So many organisations are seeking to make a difference to people’s lives today. But how can we involve the communities we work with in shaping the policies and systems that will change their tomorrows too?
Marwa beamed as she received her certificate, proud of the support she had given her family to manage their money, so they could save more, and make it go further.
Christine told of how she had lost her confidence before she got involved. But that she was so glad that she had been encouraged to put herself forward. The experience had really changed her as a person as well as helping her to help others.
Christine and Marwa are recent graduates of Money Mentors. The project is a partnership between Toynbee Hall and a wide range of community organisations, supporting participants to develop the skills to help people they care about to manage their money better. Money Mentor participants need no qualifications or previous experience to access the course, and the project’s focus on passing on learning informally to others has enabled it to make a real difference to people who might not feel confident accessing a formal financial health service.
This project is just one example of how jointly led social action can tackle the urgent and growing problem of financial exclusion within informal networks of people. And as the Money Mentors have been through their own journeys, many of them have understandably begun to question the fairness of the world around them.

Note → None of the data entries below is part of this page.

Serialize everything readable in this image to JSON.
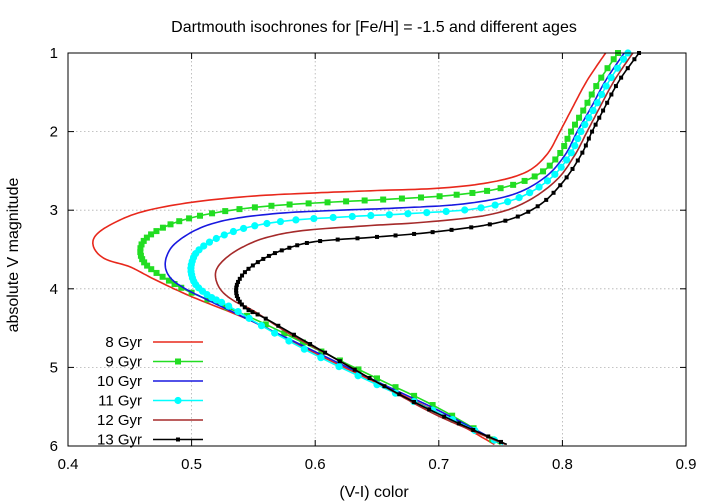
{
  "chart_data": {
    "type": "line",
    "title": "Dartmouth isochrones for [Fe/H] = -1.5 and different ages",
    "xlabel": "(V-I) color",
    "ylabel": "absolute V magnitude",
    "xlim": [
      0.4,
      0.9
    ],
    "ylim": [
      6,
      1
    ],
    "y_inverted": true,
    "grid": true,
    "legend_position": "bottom-left",
    "x_ticks": [
      "0.4",
      "0.5",
      "0.6",
      "0.7",
      "0.8",
      "0.9"
    ],
    "y_ticks": [
      "1",
      "2",
      "3",
      "4",
      "5",
      "6"
    ],
    "series": [
      {
        "name": "8 Gyr",
        "color": "#e8281c",
        "marker": "none",
        "x": [
          0.835,
          0.82,
          0.808,
          0.798,
          0.787,
          0.77,
          0.74,
          0.7,
          0.65,
          0.6,
          0.55,
          0.5,
          0.46,
          0.435,
          0.422,
          0.421,
          0.43,
          0.45,
          0.47,
          0.5,
          0.55,
          0.6,
          0.65,
          0.7,
          0.745
        ],
        "y": [
          1.0,
          1.35,
          1.7,
          2.0,
          2.3,
          2.52,
          2.65,
          2.72,
          2.75,
          2.78,
          2.82,
          2.9,
          3.02,
          3.18,
          3.33,
          3.48,
          3.62,
          3.72,
          3.88,
          4.1,
          4.42,
          4.82,
          5.2,
          5.58,
          5.98
        ]
      },
      {
        "name": "9 Gyr",
        "color": "#22dd22",
        "marker": "square",
        "x": [
          0.845,
          0.83,
          0.818,
          0.807,
          0.797,
          0.78,
          0.75,
          0.71,
          0.66,
          0.61,
          0.56,
          0.52,
          0.49,
          0.47,
          0.46,
          0.459,
          0.465,
          0.48,
          0.5,
          0.55,
          0.6,
          0.65,
          0.7,
          0.75
        ],
        "y": [
          1.0,
          1.35,
          1.7,
          2.0,
          2.3,
          2.55,
          2.72,
          2.81,
          2.86,
          2.9,
          2.95,
          3.03,
          3.14,
          3.28,
          3.42,
          3.58,
          3.72,
          3.88,
          4.05,
          4.38,
          4.76,
          5.14,
          5.52,
          5.98
        ]
      },
      {
        "name": "10 Gyr",
        "color": "#1818e0",
        "marker": "none",
        "x": [
          0.85,
          0.835,
          0.823,
          0.812,
          0.802,
          0.786,
          0.76,
          0.72,
          0.67,
          0.62,
          0.57,
          0.53,
          0.505,
          0.487,
          0.48,
          0.479,
          0.484,
          0.495,
          0.51,
          0.55,
          0.6,
          0.65,
          0.7,
          0.752
        ],
        "y": [
          1.0,
          1.35,
          1.7,
          2.0,
          2.3,
          2.58,
          2.8,
          2.92,
          2.97,
          3.0,
          3.04,
          3.12,
          3.24,
          3.42,
          3.58,
          3.74,
          3.88,
          4.0,
          4.12,
          4.42,
          4.8,
          5.18,
          5.55,
          5.98
        ]
      },
      {
        "name": "11 Gyr",
        "color": "#00ffff",
        "marker": "circle",
        "x": [
          0.853,
          0.838,
          0.826,
          0.815,
          0.806,
          0.79,
          0.765,
          0.73,
          0.68,
          0.63,
          0.58,
          0.545,
          0.52,
          0.505,
          0.5,
          0.5,
          0.504,
          0.515,
          0.53,
          0.56,
          0.6,
          0.65,
          0.7,
          0.752
        ],
        "y": [
          1.0,
          1.35,
          1.7,
          2.0,
          2.3,
          2.6,
          2.84,
          2.98,
          3.04,
          3.08,
          3.13,
          3.22,
          3.36,
          3.52,
          3.68,
          3.82,
          3.96,
          4.1,
          4.22,
          4.5,
          4.84,
          5.22,
          5.58,
          5.98
        ]
      },
      {
        "name": "12 Gyr",
        "color": "#a52a2a",
        "marker": "none",
        "x": [
          0.857,
          0.842,
          0.83,
          0.82,
          0.81,
          0.795,
          0.77,
          0.74,
          0.69,
          0.64,
          0.59,
          0.56,
          0.54,
          0.527,
          0.52,
          0.52,
          0.525,
          0.535,
          0.55,
          0.58,
          0.62,
          0.66,
          0.7,
          0.754
        ],
        "y": [
          1.0,
          1.35,
          1.7,
          2.0,
          2.3,
          2.62,
          2.9,
          3.06,
          3.15,
          3.2,
          3.26,
          3.35,
          3.48,
          3.62,
          3.76,
          3.9,
          4.04,
          4.16,
          4.28,
          4.58,
          4.92,
          5.28,
          5.62,
          5.98
        ]
      },
      {
        "name": "13 Gyr",
        "color": "#000000",
        "marker": "small-square",
        "x": [
          0.862,
          0.846,
          0.834,
          0.824,
          0.815,
          0.8,
          0.78,
          0.75,
          0.7,
          0.65,
          0.6,
          0.575,
          0.558,
          0.545,
          0.538,
          0.536,
          0.538,
          0.545,
          0.56,
          0.6,
          0.64,
          0.68,
          0.72,
          0.755
        ],
        "y": [
          1.0,
          1.35,
          1.7,
          2.0,
          2.3,
          2.65,
          2.95,
          3.15,
          3.27,
          3.34,
          3.4,
          3.5,
          3.62,
          3.76,
          3.9,
          4.02,
          4.14,
          4.26,
          4.38,
          4.74,
          5.1,
          5.44,
          5.74,
          5.98
        ]
      }
    ]
  }
}
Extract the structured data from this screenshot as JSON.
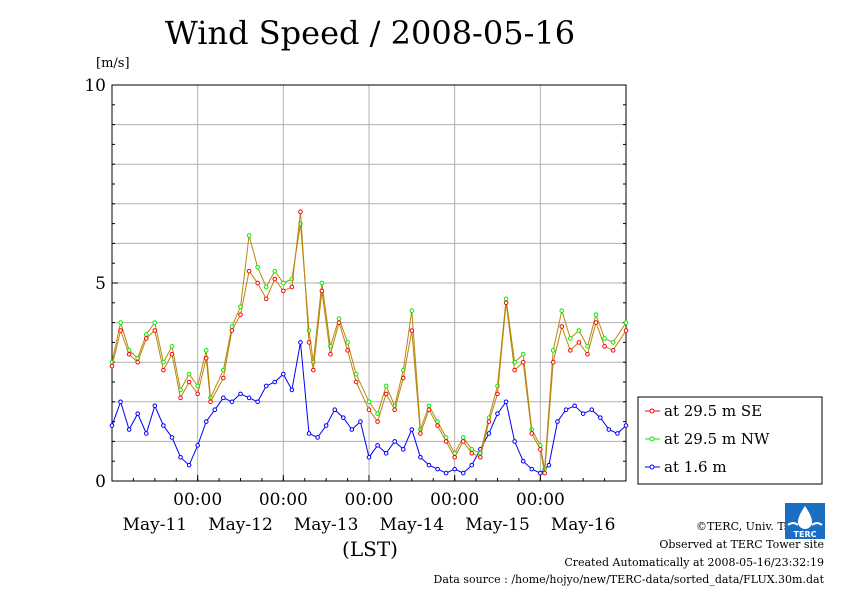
{
  "title": "Wind Speed / 2008-05-16",
  "footer": {
    "copyright": "©TERC, Univ. Tsukuba",
    "observed": "Observed at TERC Tower site",
    "created": "Created Automatically at 2008-05-16/23:32:19",
    "source": "Data source : /home/hojyo/new/TERC-data/sorted_data/FLUX.30m.dat"
  },
  "logo_text": "TERC",
  "chart_data": {
    "type": "line",
    "title": "Wind Speed / 2008-05-16",
    "xlabel": "(LST)",
    "ylabel": "[m/s]",
    "ylim": [
      0,
      10
    ],
    "yticks": [
      {
        "value": 0,
        "label": "0"
      },
      {
        "value": 5,
        "label": "5"
      },
      {
        "value": 10,
        "label": "10"
      }
    ],
    "xlim": [
      0,
      6
    ],
    "x_unit": "days from 2008-05-11 00:00 LST",
    "xticks_time": [
      {
        "x": 1,
        "label": "00:00"
      },
      {
        "x": 2,
        "label": "00:00"
      },
      {
        "x": 3,
        "label": "00:00"
      },
      {
        "x": 4,
        "label": "00:00"
      },
      {
        "x": 5,
        "label": "00:00"
      }
    ],
    "xticks_date": [
      {
        "x": 0.5,
        "label": "May-11"
      },
      {
        "x": 1.5,
        "label": "May-12"
      },
      {
        "x": 2.5,
        "label": "May-13"
      },
      {
        "x": 3.5,
        "label": "May-14"
      },
      {
        "x": 4.5,
        "label": "May-15"
      },
      {
        "x": 5.5,
        "label": "May-16"
      }
    ],
    "grid": true,
    "legend_position": "right",
    "series": [
      {
        "name": "at 29.5 m SE",
        "color": "#ff0000",
        "line_color": "#b8860b",
        "points": [
          [
            0.0,
            2.9
          ],
          [
            0.1,
            3.8
          ],
          [
            0.2,
            3.2
          ],
          [
            0.3,
            3.0
          ],
          [
            0.4,
            3.6
          ],
          [
            0.5,
            3.8
          ],
          [
            0.6,
            2.8
          ],
          [
            0.7,
            3.2
          ],
          [
            0.8,
            2.1
          ],
          [
            0.9,
            2.5
          ],
          [
            1.0,
            2.2
          ],
          [
            1.1,
            3.1
          ],
          [
            1.15,
            2.0
          ],
          [
            1.3,
            2.6
          ],
          [
            1.4,
            3.8
          ],
          [
            1.5,
            4.2
          ],
          [
            1.6,
            5.3
          ],
          [
            1.7,
            5.0
          ],
          [
            1.8,
            4.6
          ],
          [
            1.9,
            5.1
          ],
          [
            2.0,
            4.8
          ],
          [
            2.1,
            4.9
          ],
          [
            2.2,
            6.8
          ],
          [
            2.3,
            3.5
          ],
          [
            2.35,
            2.8
          ],
          [
            2.45,
            4.8
          ],
          [
            2.55,
            3.2
          ],
          [
            2.65,
            4.0
          ],
          [
            2.75,
            3.3
          ],
          [
            2.85,
            2.5
          ],
          [
            3.0,
            1.8
          ],
          [
            3.1,
            1.5
          ],
          [
            3.2,
            2.2
          ],
          [
            3.3,
            1.8
          ],
          [
            3.4,
            2.6
          ],
          [
            3.5,
            3.8
          ],
          [
            3.6,
            1.2
          ],
          [
            3.7,
            1.8
          ],
          [
            3.8,
            1.4
          ],
          [
            3.9,
            1.0
          ],
          [
            4.0,
            0.6
          ],
          [
            4.1,
            1.0
          ],
          [
            4.2,
            0.7
          ],
          [
            4.3,
            0.6
          ],
          [
            4.4,
            1.5
          ],
          [
            4.5,
            2.2
          ],
          [
            4.6,
            4.5
          ],
          [
            4.7,
            2.8
          ],
          [
            4.8,
            3.0
          ],
          [
            4.9,
            1.2
          ],
          [
            5.0,
            0.8
          ],
          [
            5.05,
            0.2
          ],
          [
            5.15,
            3.0
          ],
          [
            5.25,
            3.9
          ],
          [
            5.35,
            3.3
          ],
          [
            5.45,
            3.5
          ],
          [
            5.55,
            3.2
          ],
          [
            5.65,
            4.0
          ],
          [
            5.75,
            3.4
          ],
          [
            5.85,
            3.3
          ],
          [
            6.0,
            3.8
          ]
        ]
      },
      {
        "name": "at 29.5 m NW",
        "color": "#00ee00",
        "line_color": "#b8860b",
        "points": [
          [
            0.0,
            3.0
          ],
          [
            0.1,
            4.0
          ],
          [
            0.2,
            3.3
          ],
          [
            0.3,
            3.1
          ],
          [
            0.4,
            3.7
          ],
          [
            0.5,
            4.0
          ],
          [
            0.6,
            3.0
          ],
          [
            0.7,
            3.4
          ],
          [
            0.8,
            2.3
          ],
          [
            0.9,
            2.7
          ],
          [
            1.0,
            2.4
          ],
          [
            1.1,
            3.3
          ],
          [
            1.15,
            2.1
          ],
          [
            1.3,
            2.8
          ],
          [
            1.4,
            3.9
          ],
          [
            1.5,
            4.4
          ],
          [
            1.6,
            6.2
          ],
          [
            1.7,
            5.4
          ],
          [
            1.8,
            4.9
          ],
          [
            1.9,
            5.3
          ],
          [
            2.0,
            5.0
          ],
          [
            2.1,
            5.1
          ],
          [
            2.2,
            6.5
          ],
          [
            2.3,
            3.8
          ],
          [
            2.35,
            3.0
          ],
          [
            2.45,
            5.0
          ],
          [
            2.55,
            3.4
          ],
          [
            2.65,
            4.1
          ],
          [
            2.75,
            3.5
          ],
          [
            2.85,
            2.7
          ],
          [
            3.0,
            2.0
          ],
          [
            3.1,
            1.7
          ],
          [
            3.2,
            2.4
          ],
          [
            3.3,
            1.9
          ],
          [
            3.4,
            2.8
          ],
          [
            3.5,
            4.3
          ],
          [
            3.6,
            1.3
          ],
          [
            3.7,
            1.9
          ],
          [
            3.8,
            1.5
          ],
          [
            3.9,
            1.1
          ],
          [
            4.0,
            0.7
          ],
          [
            4.1,
            1.1
          ],
          [
            4.2,
            0.8
          ],
          [
            4.3,
            0.7
          ],
          [
            4.4,
            1.6
          ],
          [
            4.5,
            2.4
          ],
          [
            4.6,
            4.6
          ],
          [
            4.7,
            3.0
          ],
          [
            4.8,
            3.2
          ],
          [
            4.9,
            1.3
          ],
          [
            5.0,
            0.9
          ],
          [
            5.05,
            0.3
          ],
          [
            5.15,
            3.3
          ],
          [
            5.25,
            4.3
          ],
          [
            5.35,
            3.6
          ],
          [
            5.45,
            3.8
          ],
          [
            5.55,
            3.4
          ],
          [
            5.65,
            4.2
          ],
          [
            5.75,
            3.6
          ],
          [
            5.85,
            3.5
          ],
          [
            6.0,
            4.0
          ]
        ]
      },
      {
        "name": "at 1.6 m",
        "color": "#0000ff",
        "line_color": "#0000ff",
        "points": [
          [
            0.0,
            1.4
          ],
          [
            0.1,
            2.0
          ],
          [
            0.2,
            1.3
          ],
          [
            0.3,
            1.7
          ],
          [
            0.4,
            1.2
          ],
          [
            0.5,
            1.9
          ],
          [
            0.6,
            1.4
          ],
          [
            0.7,
            1.1
          ],
          [
            0.8,
            0.6
          ],
          [
            0.9,
            0.4
          ],
          [
            1.0,
            0.9
          ],
          [
            1.1,
            1.5
          ],
          [
            1.2,
            1.8
          ],
          [
            1.3,
            2.1
          ],
          [
            1.4,
            2.0
          ],
          [
            1.5,
            2.2
          ],
          [
            1.6,
            2.1
          ],
          [
            1.7,
            2.0
          ],
          [
            1.8,
            2.4
          ],
          [
            1.9,
            2.5
          ],
          [
            2.0,
            2.7
          ],
          [
            2.1,
            2.3
          ],
          [
            2.2,
            3.5
          ],
          [
            2.3,
            1.2
          ],
          [
            2.4,
            1.1
          ],
          [
            2.5,
            1.4
          ],
          [
            2.6,
            1.8
          ],
          [
            2.7,
            1.6
          ],
          [
            2.8,
            1.3
          ],
          [
            2.9,
            1.5
          ],
          [
            3.0,
            0.6
          ],
          [
            3.1,
            0.9
          ],
          [
            3.2,
            0.7
          ],
          [
            3.3,
            1.0
          ],
          [
            3.4,
            0.8
          ],
          [
            3.5,
            1.3
          ],
          [
            3.6,
            0.6
          ],
          [
            3.7,
            0.4
          ],
          [
            3.8,
            0.3
          ],
          [
            3.9,
            0.2
          ],
          [
            4.0,
            0.3
          ],
          [
            4.1,
            0.2
          ],
          [
            4.2,
            0.4
          ],
          [
            4.3,
            0.8
          ],
          [
            4.4,
            1.2
          ],
          [
            4.5,
            1.7
          ],
          [
            4.6,
            2.0
          ],
          [
            4.7,
            1.0
          ],
          [
            4.8,
            0.5
          ],
          [
            4.9,
            0.3
          ],
          [
            5.0,
            0.2
          ],
          [
            5.1,
            0.4
          ],
          [
            5.2,
            1.5
          ],
          [
            5.3,
            1.8
          ],
          [
            5.4,
            1.9
          ],
          [
            5.5,
            1.7
          ],
          [
            5.6,
            1.8
          ],
          [
            5.7,
            1.6
          ],
          [
            5.8,
            1.3
          ],
          [
            5.9,
            1.2
          ],
          [
            6.0,
            1.4
          ]
        ]
      }
    ]
  }
}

And so for us and for civil society more generally, the constant question is how can we turn the powerful and responsive answers we help people and communities find every day into policy and system change across public services?
It starts here
Civil society organisations have an enormous history of driving social change. At Toynbee Hall we take pride in the part we’ve played in this: Clement Attlee and William Beveridge had their ideas shaped by their work here in East London, and many other innovators, from within the diverse communities around us have also made huge contributions. More recently we’ve influenced policy and practice around lending, debt and financial health, and are determined to build upon this, and continue to work to make London, and the country a fairer place.

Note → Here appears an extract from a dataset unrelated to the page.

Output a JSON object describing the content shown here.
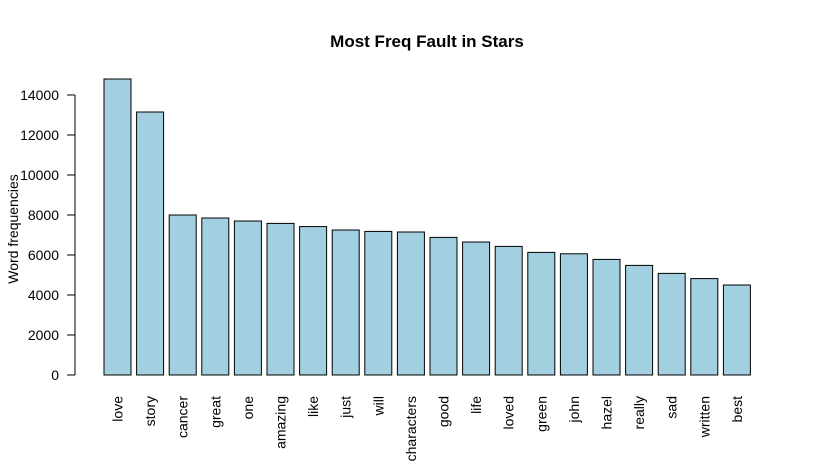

The challenges facing people and the communities they live in today demand equally ambitious solutions. Locality’s new Future of Localism report called for ‘radical action to devolve power to communities’; and the emerging wider narrative – of ‘place based partnerships’, engagement and collaborative working across sectors – should open up opportunities for all of us.
To make the most of the opportunities for change, I suggest we must make four things happen:
Develop a new approach to local funding: the collapse of Carillion has led to an important debate about how public services are delivered. This should be a spark to a better conversation with commissioners about the role of civil society. Too many smaller local groups will still talk of the hurdles that commissioning creates for them, and the default positions that favour bigger providers, with deeper pockets and economies of scale – but without necessarily the knowledge of or roots within the community. Funders need to support partnership based approaches and bids; and to commit resources to local organisations not just to do ‘delivery’ but to find out what people want and need, engage them in it, and take local leadership roles in shaping opportunities.
Get the right people round the table for a dialogue of equals: there is no shortage of ‘engagement events’ where civil society groups come together, and talk about how they can be part of a bigger conversation. Despite best intentions these can sometimes be frustrating. At one such local forum recently, a recurring theme was that charities often identified systemic problems, but those who could potentially fix them – local authority commissioners, housing providers, the NHS and others – were so rarely in the same rooms as each other, never mind alongside us.
As the Future of Localism report says, we need ‘a strengthened partnership between local government and local people.’ In London there are some good examples of civil society leading a real dialogue of equals to galvanise change across sectors (Islington Giving and West London Zones are among them). But still many civil society colleagues feel we spend significant time joining up different bits of public services which don’t appear to communicate effectively with each other. If we are going to do this, we need all to commit to working together, developing solutions collaboratively, rather than in our narrow silos.
Actively listen, put people’s views front and centre: civil society’s unique role is as the ‘eyes and ears’, closest to the ground in understanding the challenges faced by communities. At Toynbee Hall we are currently training older people to talk to their peers and research the priorities for – and gaps in – local services. The local authority are backing and part funding the project which is aimed at creating genuine space for co-production.
It is an exciting project. But we are seeing already that some of the priorities that people are articulating are not those that we might have assumed. ‘The community’ is not homogenous, and there are many diverse views. Hard though it may sometimes be, we need to ensure that all of the things we do are co-produced with the people and families who they are aimed at; and we should seek to really understand and amplify their voices.
A commitment from civil society to be bold: finally, we need to take advantage of the emerging narrative on ‘place’ and make the case clearly for a broader role. Our experience is that even the biggest players – from the banking and insurance industries to housing providers to local authority leaders to government ministers – can be open to new thinking and bold ideas, particularly in regard to local challenges. They just don’t know where to turn. We need to put ourselves forward as champions of these ideas, collaborate effectively with local partners, and turn the engagement narrative round so that it is us drawing the public sector in to hear about what might be possible.
We are all rightly proud when people like Marwa and Christine gain the skills and confidence they need to be able to work out solutions for themselves, and to strengthen their communities. We need to take this to the next level: collectively building resilience, articulating our vital role and value in providing essential support, building community assets and the leading and shaping of real positive system change.